The SOLIDWORKS® Flow Simulation developers wrote the following: “We can consider molten aluminum as a liquid both Newtonian and non-Newtonian. For Non-Newtonian liquid user should know its viscosity to set it in Engineering Data Base. We can consider its flow and heat transfer. But it should be a liquid. Any phase transformation we cannot consider for this liquid.”
SOLIDWORKS Flow Simulation is capable of computing laminar flows of inelastic non-Newtonian Liquids as described in the “technicalreference.pdf” starting on page 1-13 through 1-15. All available non-Newtonian viscosity models are based on the assumption that the flow’s shear stress is a function of the flow’s shear rate.

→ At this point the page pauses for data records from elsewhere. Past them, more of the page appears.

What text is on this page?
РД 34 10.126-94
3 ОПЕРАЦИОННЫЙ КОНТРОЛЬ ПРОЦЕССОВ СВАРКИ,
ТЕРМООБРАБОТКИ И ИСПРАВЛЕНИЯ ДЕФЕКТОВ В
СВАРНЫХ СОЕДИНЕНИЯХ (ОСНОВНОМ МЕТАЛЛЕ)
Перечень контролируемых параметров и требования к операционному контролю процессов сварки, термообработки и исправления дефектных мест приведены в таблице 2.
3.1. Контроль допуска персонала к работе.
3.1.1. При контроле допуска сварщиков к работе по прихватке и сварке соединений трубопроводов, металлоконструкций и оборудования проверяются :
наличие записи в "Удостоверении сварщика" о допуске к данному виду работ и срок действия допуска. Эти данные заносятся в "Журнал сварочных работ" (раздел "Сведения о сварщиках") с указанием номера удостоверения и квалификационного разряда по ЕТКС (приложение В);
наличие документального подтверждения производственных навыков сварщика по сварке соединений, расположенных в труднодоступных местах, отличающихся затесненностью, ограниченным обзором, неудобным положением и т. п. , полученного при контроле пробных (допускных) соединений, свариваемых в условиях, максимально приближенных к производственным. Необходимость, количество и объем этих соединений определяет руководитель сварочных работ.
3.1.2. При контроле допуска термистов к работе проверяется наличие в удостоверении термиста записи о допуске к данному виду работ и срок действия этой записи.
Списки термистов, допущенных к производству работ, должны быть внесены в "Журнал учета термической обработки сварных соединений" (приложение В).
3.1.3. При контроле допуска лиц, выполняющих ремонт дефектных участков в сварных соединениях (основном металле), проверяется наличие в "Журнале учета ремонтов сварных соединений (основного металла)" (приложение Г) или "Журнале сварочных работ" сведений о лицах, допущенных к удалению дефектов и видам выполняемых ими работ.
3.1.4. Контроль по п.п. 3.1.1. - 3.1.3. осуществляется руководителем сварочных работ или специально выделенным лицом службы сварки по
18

There are five viscosity models of inelastic non-Newtonian viscous liquids available in the Engineering Database. Each of these viscosity models require very specific user-defined information regarding the non-Newtonian liquid.
There are many different types of non-Newtonian fluids for example viscoelastic and time-independent. Each of these two non-Newtonian types also have subtypes including shear thickening, shear thinning, thixotropic, and Kelvin fluids. The non-Newtonian fluid properties are every important, because there are so many different types of non-Newtonian fluids. The non-Newtonian effects of molten plastic are very different from molten metal due to these different types of non-Newtonian fluids. There are big differences in non-Newtonian affects among different types of plastics and molten metals. In addition there is a very large difference in molten temperatures of plastics and metals. In general it all depends on the non-Newtonian fluid properties users have for their fluid material at the temperatures they expected to simulate.
A SW solution is: Plastic Simulation (it is different from Flow Simulation and you have to purchase the licence) or go with Autodesk MoldFlow; both are powerful tools.